Data aggregation: how it can break privacy

What do you consider to be personal identifiers?

For most, we think first of our name, but entering that into a search engine shows that even uncommon names appear quite widespread.

More unique identifiers are usually those provided us by the state: in Europe, insurance, health service or identity card (passport) numbers, in the US the social security number. Does that mean, though, that so long as such specific personal identifiers are removed from personal data, they need no longer be safeguarded as carefully (or at all)?

Aggregation of data

Back in the days when current European data protection legislation was being drafted, personal identifiers meant quite a small set of data which were very specific to the individual. This was because it was very difficult to add other information and so render the the data more specific to an individual.

Back then, a date of birth did not provide much of a clue as to who you were. With around 2000 births in the UK every day, it starts to narrow down, though. Add to that the county or country of your birth, and the numbers narrow further. Add your current town of residence, and it should not be hard to pinpoint an individual, if you had that additional information. But trying to collate that was very difficult, even for government computer systems.

These days we all have access to much more information which can readily identify an individual. The UK Information Commissioner’s Office illustrates this neatly in its code of practice for anonymisation, using postcodes. Taking an example postcode of, say, SO2 1AB:

  • SO would be specific to around 194,000 households
  • SO2 would narrow to around 8,600 households
  • SO2 1 would narrow to around 2,600 households
  • SO2 1A would narrow to around 120-200 households
  • SO2 1AB covers between one and 15 households.

Equipped with a full postcode and relatively little other non-personal information, such as age group and gender, it becomes remarkably easy to turn so-called anonymised data into explicitly personal data.

It is true that, under UK law at least, personal data includes not only data from which a living individual can be identified, but also other data or information which is already in the possession of the data controller, or is likely to come into their possession, which could lead to identification.

Given the number of different organisations and services which obtain data from us, and the established sharing of, and trade in, such data, it is relatively easy for someone to aggregate data which is essentially uncontrolled – as it does not itself contain personal identifiers – to enable identification of the great majority of individuals.

Safety in numbers

There is one very effective way of ensuring anonymity within data, and that is to pool it to an extent sufficient to make it impossible to separate out individuals. So instead of a company sharing individual anonymised records, such as
SO2 1A / male / 50-59 yrs / buys toothpaste once a month
those records must be pooled and summarised:
SO / males / 50-59 years / 51% buy toothpaste once a month.

Provided that the pools used are large enough to prevent individual data cells from getting too small, it is incredibly difficult to aggregate sufficient data to identify individuals. This is why in most official statistics you now see small numbers given as ‘less than 10’ or similar: if the actual figures were given, they could assist in the process of removing the anonymisation.

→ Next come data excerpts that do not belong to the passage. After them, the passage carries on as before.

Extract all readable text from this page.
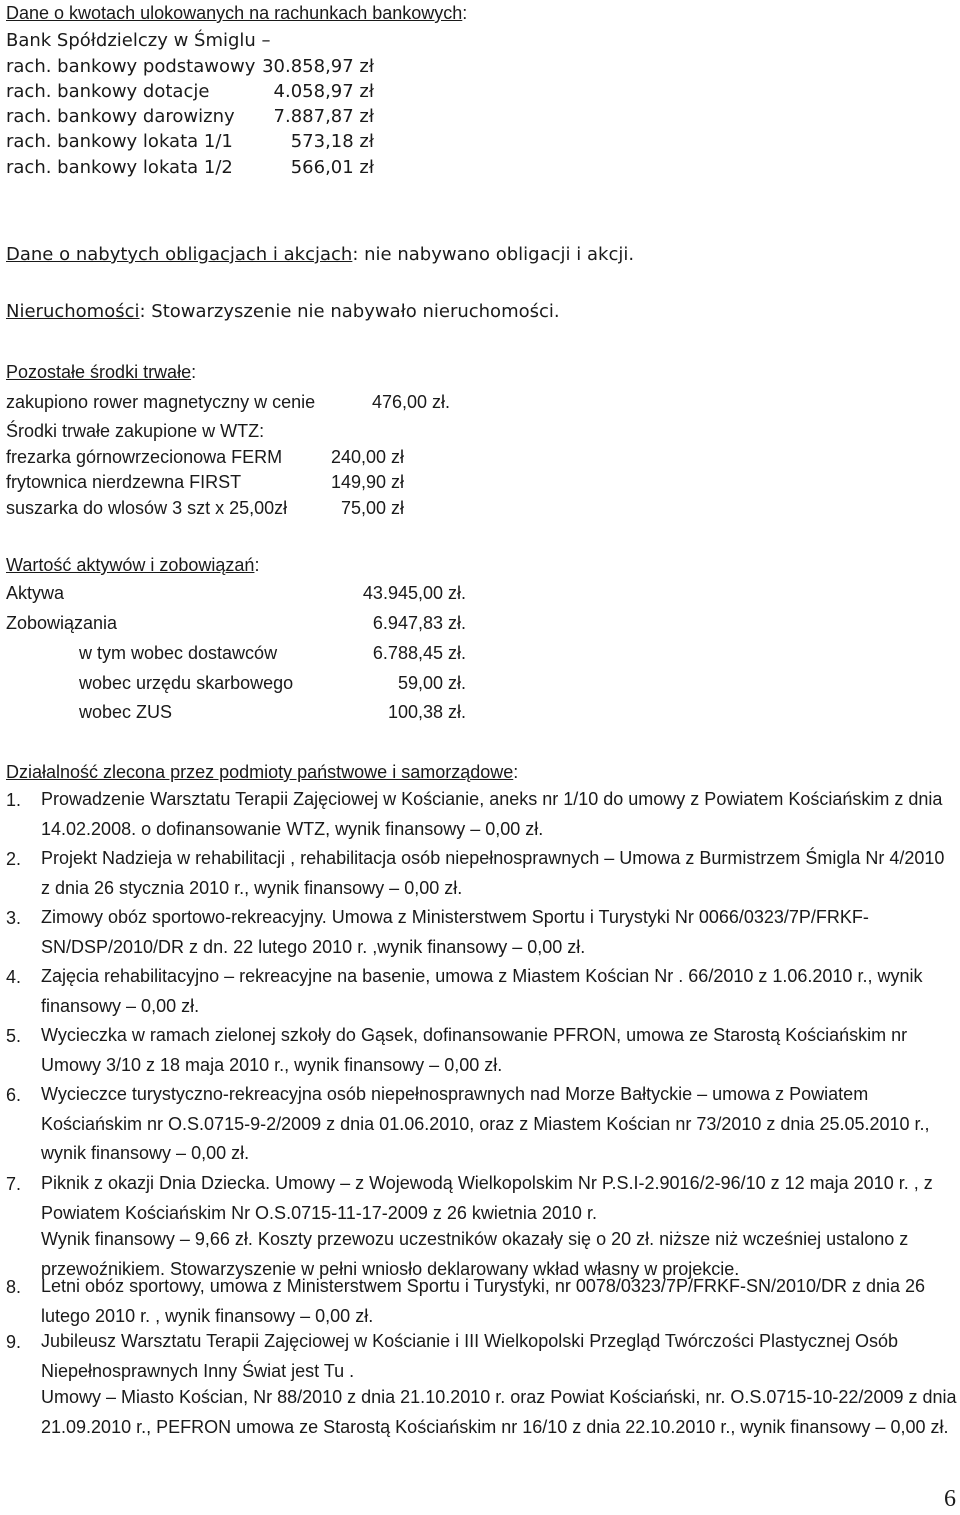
Dane o kwotach ulokowanych na rachunkach bankowych:
Bank Spółdzielczy w Śmiglu –
rach. bankowy podstawowy 30.858,97 zł
rach. bankowy dotacje	4.058,97 zł
rach. bankowy darowizny	7.887,87 zł
rach. bankowy lokata 1/1	573,18 zł
rach. bankowy lokata 1/2	566,01 zł
Dane o nabytych obligacjach i akcjach: nie nabywano obligacji i akcji.
Nieruchomości: Stowarzyszenie nie nabywało nieruchomości.
Pozostałe środki trwałe:
zakupiono rower magnetyczny w cenie	476,00 zł.
Środki trwałe zakupione w WTZ:
frezarka górnowrzecionowa FERM	240,00 zł
frytownica nierdzewna FIRST	149,90 zł
suszarka do wlosów 3 szt x 25,00zł	75,00 zł
Wartość aktywów i zobowiązań:
Aktywa	43.945,00 zł.
Zobowiązania	6.947,83 zł.
w tym wobec dostawców	6.788,45 zł.
wobec urzędu skarbowego	59,00 zł.
wobec ZUS	100,38 zł.
Działalność zlecona przez podmioty państwowe i samorządowe:
1. Prowadzenie Warsztatu Terapii Zajęciowej w Kościanie, aneks nr 1/10 do umowy z Powiatem Kościańskim z dnia 14.02.2008. o dofinansowanie WTZ, wynik finansowy – 0,00 zł.
2. Projekt Nadzieja w rehabilitacji , rehabilitacja osób niepełnosprawnych – Umowa z Burmistrzem Śmigla Nr 4/2010 z dnia 26 stycznia 2010 r., wynik finansowy – 0,00 zł.
3. Zimowy obóz sportowo-rekreacyjny. Umowa z Ministerstwem Sportu i Turystyki Nr 0066/0323/7P/FRKF-SN/DSP/2010/DR z dn. 22 lutego 2010 r. ,wynik finansowy – 0,00 zł.
4. Zajęcia rehabilitacyjno – rekreacyjne na basenie, umowa z Miastem Kościan Nr . 66/2010 z 1.06.2010 r., wynik finansowy – 0,00 zł.
5. Wycieczka w ramach zielonej szkoły do Gąsek, dofinansowanie PFRON, umowa ze Starostą Kościańskim nr Umowy 3/10 z 18 maja 2010 r., wynik finansowy – 0,00 zł.
6. Wycieczce turystyczno-rekreacyjna osób niepełnosprawnych nad Morze Bałtyckie – umowa z Powiatem Kościańskim nr O.S.0715-9-2/2009 z dnia 01.06.2010, oraz z Miastem Kościan nr 73/2010 z dnia 25.05.2010 r., wynik finansowy – 0,00 zł.
7. Piknik z okazji Dnia Dziecka. Umowy – z Wojewodą Wielkopolskim Nr P.S.I-2.9016/2-96/10 z 12 maja 2010 r. , z Powiatem Kościańskim Nr O.S.0715-11-17-2009 z 26 kwietnia 2010 r.
Wynik finansowy – 9,66 zł. Koszty przewozu uczestników okazały się o 20 zł. niższe niż wcześniej ustalono z przewoźnikiem. Stowarzyszenie w pełni wniosło deklarowany wkład własny w projekcie.
8. Letni obóz sportowy, umowa z Ministerstwem Sportu i Turystyki, nr 0078/0323/7P/FRKF-SN/2010/DR z dnia 26 lutego 2010 r. , wynik finansowy – 0,00 zł.
9. Jubileusz Warsztatu Terapii Zajęciowej w Kościanie i III Wielkopolski Przegląd Twórczości Plastycznej Osób Niepełnosprawnych Inny Świat jest Tu .
Umowy – Miasto Kościan, Nr 88/2010 z dnia 21.10.2010 r. oraz Powiat Kościański, nr. O.S.0715-10-22/2009 z dnia 21.09.2010 r., PEFRON umowa ze Starostą Kościańskim nr 16/10 z dnia 22.10.2010 r., wynik finansowy – 0,00 zł.
6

As with its other publications, the UK Information Commissioner’s Office produces excellent and very up-to-date guidance. But it is only guidance, and only applies within the UK. And such guidance only works when it is followed.

Ensuring privacy

Sometimes data aggregation leads to inadvertent loss of anonymity. Organisations which are respecting the law and following the guidance will then know how to deal with the situation, and no problem should arise.

But what happens when you have consented to the release of ‘anonymous’ data by an international organisation, which results in those data becoming fairly readily available to companies operating in states which do not have such good protection of privacy? There is then nothing to stop an overseas company aggregating your data to enrich its specificity, and selling it on to someone else, outside the protection of EU laws.

The fundamental problem is that under current antiquated law, data which has had personal identifiers removed from it ceases to have appropriate legal protection, even though it can be (ab)used to enable personal identification. The only data which is now (relatively) safe to deal with in the absence of legal protection is that which has been correctly pooled, to avoid the appearance of low cell numbers.

Therefore the definition of personal data needs to include any and all data which, by data aggregation, could lead to identification: in practice almost all data which are unpooled. All data for individuals or small groups, whether or not the data contain personal identifiers, needs to be handled with the same care as if it was personal data.